One of the things Rosemary Fraser brought to the repair shop was a map of the local area, printed out from the Internet on the back of already used A4 papers and stuck together with cello-tape in a kind of grid. She said her husband had printed it out and that they had it on the wall until it started to fall apart, as things like these tend to do. I immediately liked the associations I got from this simple object spanning from our industrial past (the map was from 1870) and connecting with our post industrial and hyper communicative present. If the print-outs on recycled papers weren’t going to withstand the test of time, but instead showed how easily and directly accessible information has become, this was in itself an image of our age. Could I preserve it for the future by translating it into a material more typical of our past?
I decided for ceramics, since this is a truly ancient material for recording information which also survives age and erosion better than most materials favoured by mankind. It also lends itself unusually well to map-making, if one wants. There was also something about the sheets of paper coming apart as the cello-tape dried, that reminded me of ceramic tiles. I figured that if I cropped the map a bit at the top it would fit just fine on nine 15x15cm clay tiles.
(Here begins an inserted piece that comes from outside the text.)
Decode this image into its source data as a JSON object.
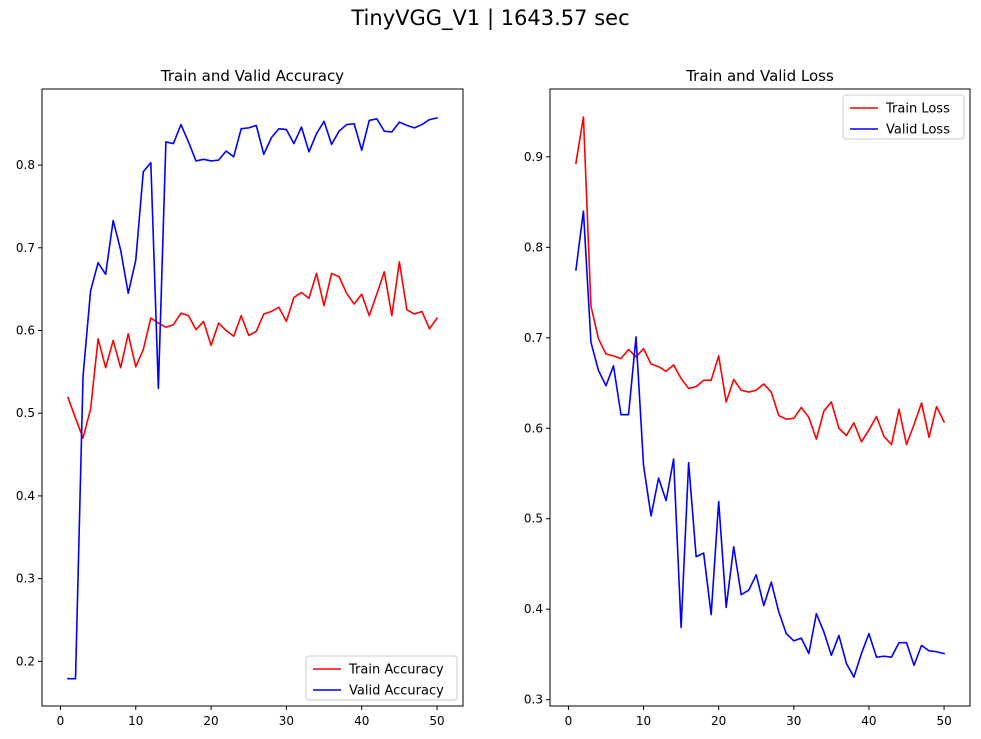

I set about transferring the map, topography included, onto clay slabs. This was a very time consuming task. I made five of the tiles myself, and had four different assistants making one tile each. I was careful to make sure we all worked in the same style, showing the assistants in detail how I sculpted all the different elements of the landscape, not because I thought my way would necessarily be better, but because if we all worked in a similar way I hoped the results would also be similar. To my astonishment it worked so well that the finished tiles were almost inseparable in style.
Just as the paper map once hung on the wall, I imagine that the tiles would also belong on the wall, but maybe integrated with the bathroom tiles or over the kitchen sink. Since the map shows the local area, including the house where Ms Fraser lives, it wouldn’t be wrong if the ceramic map was allowed to become part of that house.
As an additional curiosity, when she saw the tiles, ESW’s director Irene Kernan told me that a medieval pottery had once been located at the site of the new ESW building. I found it comforting that random decisions by visiting artists will always turn up meaningful coincidences that can be included in the stories of artworks to widen the way we read them.